The Dutch keep piling the agony on their pension funds. If there are any nuts to be cracked, the regulators and the different commissions come in swinging their sledgehammers. It is almost as if the system has to be tested to destruction before it can be accepted that it works.
The new financial framework, the nFTK, is due to comes on stream in January, despite increasing protests from members of parliament as to its impact, particularly the negative effect of higher pension contribution rates on the economy. The regulator is to confirm this month that it is holding to this schedule.
The issues that nFTK faces
funds with include how to
restore the coverage ratio of 105% within one year at current rates of return on assets, how to assess the market values of pension liabilities, reappraising longevity and mortality tables, and the increasing level of pensions contributions.
The pre-pension discussions aimed at wean the Dutch from early retirement could endanger the social consensus. Trade unions are determined to ensure that every euro that goes into the replacement ‘levensloop contracts’ can be used for upgrading normal pensions, which is not quite what the government has in mind.
Then there are ministry moves to get pension funds to separate pensions administration and investment in the name of European competition law, though how such large pension providers as ABP and PGGM will be able to manage this is uncertain.

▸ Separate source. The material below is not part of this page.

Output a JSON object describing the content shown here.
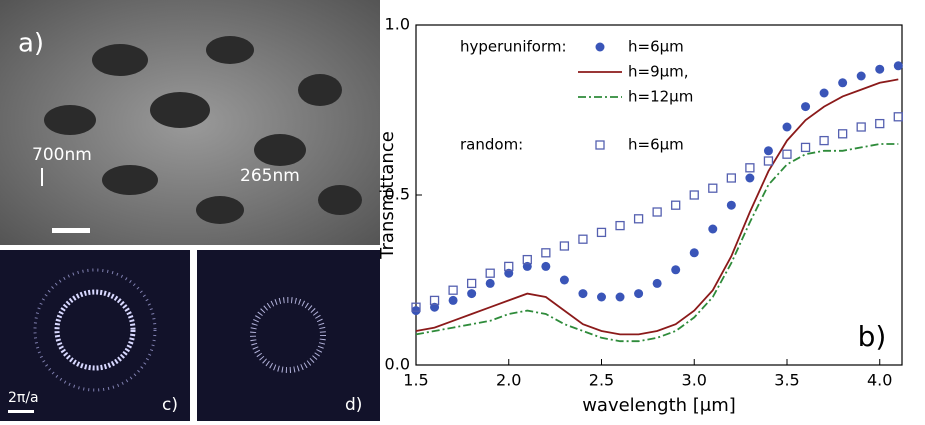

Pensions governance is another long runner, which now looks like being a set of principles, approved at STAR labour foundation employers and union level, and which funds will have to apply to their own circumstances. The aim of the different pension bodies and associations is to have a satisfactory outcome that will avoid legislation and restore public confidence and trust in pension funds.
Meanwhile, the Staatsen inquiry into pension fund activities still bubbles on. Questions relating to pension fund investment activities may have been dropped from the agenda, but there are other concerns, such as administration. As one observer puts it, if pensions governance can be shown to be working properly, then perhaps Staatsen will fade away.

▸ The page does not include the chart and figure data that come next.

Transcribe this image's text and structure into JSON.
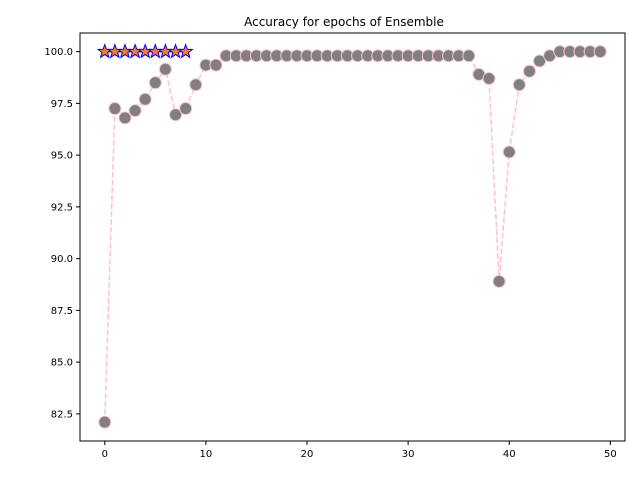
{
  "chart_data": {
    "type": "line",
    "title": "Accuracy for epochs of Ensemble",
    "xlabel": "",
    "ylabel": "",
    "xlim": [
      -2.45,
      51.45
    ],
    "ylim": [
      81.19,
      100.9
    ],
    "xticks": [
      0,
      10,
      20,
      30,
      40,
      50
    ],
    "yticks": [
      82.5,
      85.0,
      87.5,
      90.0,
      92.5,
      95.0,
      97.5,
      100.0
    ],
    "grid": false,
    "series": [
      {
        "style": "dashed line with circle markers",
        "line_color": "#ffc0cb",
        "marker_color": "#808080",
        "marker_edge_color": "#ffc0cb",
        "x": [
          0,
          1,
          2,
          3,
          4,
          5,
          6,
          7,
          8,
          9,
          10,
          11,
          12,
          13,
          14,
          15,
          16,
          17,
          18,
          19,
          20,
          21,
          22,
          23,
          24,
          25,
          26,
          27,
          28,
          29,
          30,
          31,
          32,
          33,
          34,
          35,
          36,
          37,
          38,
          39,
          40,
          41,
          42,
          43,
          44,
          45,
          46,
          47,
          48,
          49
        ],
        "y": [
          82.1,
          97.25,
          96.8,
          97.15,
          97.7,
          98.5,
          99.15,
          96.95,
          97.25,
          98.4,
          99.35,
          99.35,
          99.8,
          99.8,
          99.8,
          99.8,
          99.8,
          99.8,
          99.8,
          99.8,
          99.8,
          99.8,
          99.8,
          99.8,
          99.8,
          99.8,
          99.8,
          99.8,
          99.8,
          99.8,
          99.8,
          99.8,
          99.8,
          99.8,
          99.8,
          99.8,
          99.8,
          98.9,
          98.7,
          88.9,
          95.15,
          98.4,
          99.05,
          99.55,
          99.8,
          100.0,
          100.0,
          100.0,
          100.0,
          100.0
        ]
      },
      {
        "style": "solid line with star markers",
        "line_color": "#0000ff",
        "marker_color": "#ff7f0e",
        "marker_edge_color": "#0000ff",
        "x": [
          0,
          1,
          2,
          3,
          4,
          5,
          6,
          7,
          8
        ],
        "y": [
          100.0,
          100.0,
          100.0,
          100.0,
          100.0,
          100.0,
          100.0,
          100.0,
          100.0
        ]
      }
    ]
  }
}
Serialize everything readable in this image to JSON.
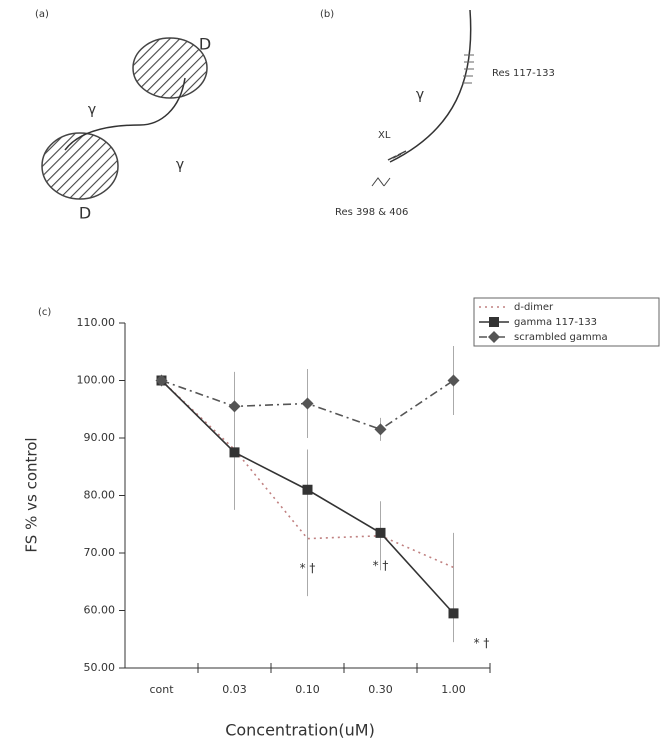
{
  "panel_a": {
    "label": "(a)",
    "domain_top": "D",
    "domain_bottom": "D",
    "gamma_left": "γ",
    "gamma_right": "γ"
  },
  "panel_b": {
    "label": "(b)",
    "gamma": "γ",
    "top_residues": "Res 117-133",
    "crosslink": "XL",
    "bottom_residues": "Res 398 & 406"
  },
  "chart_data": {
    "type": "line",
    "panel_label": "(c)",
    "x_label": "Concentration(uM)",
    "y_label": "FS % vs control",
    "categories": [
      "cont",
      "0.03",
      "0.10",
      "0.30",
      "1.00"
    ],
    "ylim": [
      50,
      110
    ],
    "yticks": [
      {
        "value": 50,
        "label": "50.00"
      },
      {
        "value": 60,
        "label": "60.00"
      },
      {
        "value": 70,
        "label": "70.00"
      },
      {
        "value": 80,
        "label": "80.00"
      },
      {
        "value": 90,
        "label": "90.00"
      },
      {
        "value": 100,
        "label": "100.00"
      },
      {
        "value": 110,
        "label": "110.00"
      }
    ],
    "legend_position": "upper right",
    "series": [
      {
        "name": "d-dimer",
        "color": "#c08080",
        "dash": "dotted",
        "marker": "none",
        "values": [
          100,
          88,
          72.5,
          73,
          67.5
        ],
        "errors": [
          0,
          8,
          10,
          6,
          6
        ]
      },
      {
        "name": "gamma 117-133",
        "color": "#333333",
        "dash": "solid",
        "marker": "square",
        "values": [
          100,
          87.5,
          81,
          73.5,
          59.5
        ],
        "errors": [
          0,
          10,
          7,
          5,
          5
        ]
      },
      {
        "name": "scrambled gamma",
        "color": "#555555",
        "dash": "dashdot",
        "marker": "diamond",
        "values": [
          100,
          95.5,
          96,
          91.5,
          100
        ],
        "errors": [
          0,
          6,
          6,
          2,
          6
        ]
      }
    ],
    "annotations": [
      {
        "x": "0.10",
        "text": "* †"
      },
      {
        "x": "0.30",
        "text": "* †"
      },
      {
        "x": "1.00",
        "text": "* †"
      }
    ]
  }
}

Fund managers are pragmatic folk. “The only thing that concerns us is whether there will be enough time for investing after speaking to the different commissions on governance,” says John van Markwijk, CIO of the €10.4bn SPF Beheer, which looks after the Rail Pension Fund and other funds.
He points out that the railway funds have been leaders in pensions governance since the 1990s, when SPF Beheer was separated off from the pension fund.

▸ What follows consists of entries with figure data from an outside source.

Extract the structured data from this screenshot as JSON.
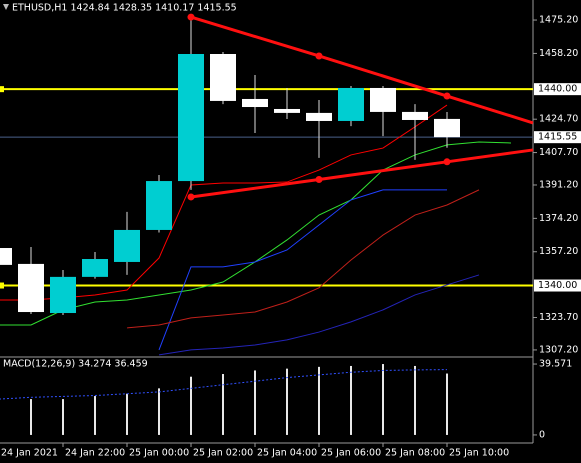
{
  "chart_data": [
    {
      "type": "candlestick",
      "title": "ETHUSD,H1  1424.84 1428.35 1410.17 1415.55",
      "categories": [
        "24 Jan 2021",
        null,
        "24 Jan 22:00",
        null,
        "25 Jan 00:00",
        null,
        "25 Jan 02:00",
        null,
        "25 Jan 04:00",
        null,
        "25 Jan 06:00",
        null,
        "25 Jan 08:00",
        null,
        "25 Jan 10:00",
        null,
        null
      ],
      "open": [
        1359.1,
        1351.0,
        1326.0,
        1344.4,
        1352.0,
        1368.3,
        1393.2,
        1457.9,
        1435.0,
        1429.9,
        1427.9,
        1423.8,
        1440.6,
        1428.4,
        1424.84,
        null,
        null
      ],
      "high": [
        1361.0,
        1359.6,
        1347.9,
        1357.1,
        1377.5,
        1396.3,
        1477.7,
        1458.9,
        1447.2,
        1440.6,
        1434.5,
        1441.6,
        1441.6,
        1432.4,
        1428.35,
        null,
        null
      ],
      "low": [
        1349.0,
        1325.5,
        1325.0,
        1343.5,
        1345.4,
        1367.0,
        1388.7,
        1432.4,
        1417.7,
        1424.8,
        1405.0,
        1421.2,
        1416.1,
        1404.0,
        1410.17,
        null,
        null
      ],
      "close": [
        1350.5,
        1326.5,
        1344.4,
        1353.5,
        1368.3,
        1393.2,
        1457.9,
        1434.0,
        1430.9,
        1427.9,
        1423.8,
        1440.6,
        1428.4,
        1424.3,
        1415.55,
        null,
        null
      ],
      "up_color": "#00ced1",
      "down_color": "#ffffff",
      "series": [
        {
          "color": "#ff0000",
          "values": [
            1332.6,
            1332.6,
            1333.7,
            1335.2,
            1337.7,
            1354.0,
            1391.2,
            1392.2,
            1392.2,
            1392.7,
            1398.8,
            1406.5,
            1410.0,
            1420.8,
            1431.9,
            null,
            null
          ]
        },
        {
          "color": "#32e032",
          "values": [
            1319.9,
            1319.9,
            1327.6,
            1331.6,
            1332.6,
            1335.2,
            1337.7,
            1341.8,
            1352.0,
            1363.2,
            1375.9,
            1383.6,
            1398.8,
            1406.5,
            1411.6,
            1413.1,
            1412.6
          ]
        },
        {
          "color": "#2040ff",
          "values": [
            null,
            null,
            null,
            null,
            null,
            1307.2,
            1349.5,
            1349.5,
            1352.0,
            1358.1,
            1370.8,
            1383.6,
            1388.7,
            1388.7,
            1388.7,
            null,
            null
          ]
        },
        {
          "color": "#c0201a",
          "values": [
            null,
            null,
            null,
            null,
            1318.4,
            1319.9,
            1323.5,
            1325.0,
            1326.5,
            1331.6,
            1338.8,
            1353.0,
            1365.7,
            1375.9,
            1381.0,
            1388.7,
            null
          ]
        },
        {
          "color": "#2424b8",
          "values": [
            null,
            null,
            null,
            null,
            null,
            1304.7,
            1307.2,
            1308.2,
            1309.7,
            1312.3,
            1316.3,
            1321.5,
            1327.6,
            1335.2,
            1340.3,
            1345.4,
            null
          ]
        }
      ],
      "levels": [
        {
          "value": 1440,
          "label": "1440.00",
          "color": "#ffff00"
        },
        {
          "value": 1415.55,
          "label": "1415.55",
          "color": "#4a5f8a"
        },
        {
          "value": 1340,
          "label": "1340.00",
          "color": "#ffff00"
        }
      ],
      "trendlines": [
        {
          "color": "#ff1010",
          "x": [
            6,
            10,
            14
          ],
          "y": [
            1476.7,
            1456.9,
            1436.5
          ],
          "extend_right": true
        },
        {
          "color": "#ff1010",
          "x": [
            6,
            10,
            14
          ],
          "y": [
            1385.1,
            1394.0,
            1403.0
          ],
          "extend_right": true
        }
      ],
      "ylim": [
        1303.6,
        1485.4
      ],
      "yticks": [
        {
          "value": 1475.2,
          "label": "1475.20"
        },
        {
          "value": 1458.2,
          "label": "1458.20"
        },
        {
          "value": 1424.7,
          "label": "1424.70"
        },
        {
          "value": 1407.7,
          "label": "1407.70"
        },
        {
          "value": 1391.2,
          "label": "1391.20"
        },
        {
          "value": 1374.2,
          "label": "1374.20"
        },
        {
          "value": 1357.2,
          "label": "1357.20"
        },
        {
          "value": 1323.7,
          "label": "1323.70"
        },
        {
          "value": 1307.2,
          "label": "1307.20"
        }
      ]
    },
    {
      "type": "bar",
      "title": "MACD(12,26,9) 34.274 36.459",
      "values": [
        19,
        20,
        20,
        21.7,
        23,
        26,
        32.5,
        34,
        36,
        37,
        38,
        38.5,
        39.571,
        38.5,
        34.274,
        null,
        null
      ],
      "color": "#e8e8e8",
      "series": [
        {
          "color": "#3050ff",
          "values": [
            20,
            21,
            21.5,
            22,
            23,
            24,
            26,
            28,
            30,
            32,
            33.5,
            35,
            36,
            36.3,
            36.459,
            null,
            null
          ]
        }
      ],
      "ylim": [
        -4.5,
        43.5
      ],
      "yticks": [
        39.571,
        0
      ]
    }
  ]
}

At DSM Pension Service, which runs e4.8bn in assets for the DSM and other corporate funds, agrees that the governance proposals are a hot topic. “How will we deal with what is required – will we have to have some kind of stakeholders’ meeting?” asks managing director Wil Beckers. “If you have to add another supervision board and some kind of stakeholders’ meeting, it will become very complicated.”
The timing of the nFTK’s introduction is an irrelevance in Van Markwijk’s view. “That does not matter, the issue is that of lower interest rates. With or without FTK, you have to deal with the low rates of interest as a pension fund. The FTK just makes you think about it.’
Similarly, Beckers asks: “How wise is it to postpone FTK for another year, because the problem is still there?”. DSM’s funds are actively adapting their ALM models to bring them into line with the requirements of the DNB, the pensions regulator. “This involves preparing different scenarios to see how our investment policy could be affected.”
The new pensions act is set to have a dramatic impact on the €1.8bn Pension Fund Horeca & Catering (PH&C), the sector fund for the hotels and catering industry, because of its high concentrations of young workers, says general manager Eric Uijen.
“Up to now, people joined at the age 25, next year they will join at 18, resulting in nearly a doubling in membership numbers. “But actual contributions increases will be small in euro terms. “We will be involved in a huge amount of additional administration, as active numbers rise from 200,000 to around twice that.”
This will have the effect of extending the duration of the fund’s liabilities by some three to four years. “We are now discussing how we can lower the duration gap,” says Uijen.
His big concern is the current levels of interest, particularly in the light of the DNB regulations. Like other fund managers, he is hoping for an increase to ease pressures on liabilities.
Generally, managers are happy with their funds’ performance this year. PH&C had very good results, with outperformance by almost all of its seven managers, says Uijen. ”Our average performance came in at slightly above 8% for the first six months. That is satisfying,” says Beckers at DSM.
The results have been good at SPF Beheer too. “It has been good in both absolute and relative terms, with equity, real estate and private equity performing well,” says Van Markwijk. The fund returned 4.2% for the second quarter and 5.8% for the half year, with equities producing 7.5% before currency hedging.
SPF’s expectations are still very positive for this year, but some asset classes are beginning to become overvalued, in particular bonds and real estate, in his view. The fund will be exploring new investment avenues with its board in the coming months. “We see lots of opportunities.”
While the pensions directive fails to elicit much interest, the international accounting standards certainly are at PH&C, where Uijen points out: “We have 35,000 employers as part of the scheme and just eight or nine of these are quoted on the stock exchange.
As a result we are discussing changing our scheme next year to a qualified defined contribution scheme to fall outside the international accounting rules for defined benefit plans.” In particular, this will help smaller employers who will have a constant contribution rate per member.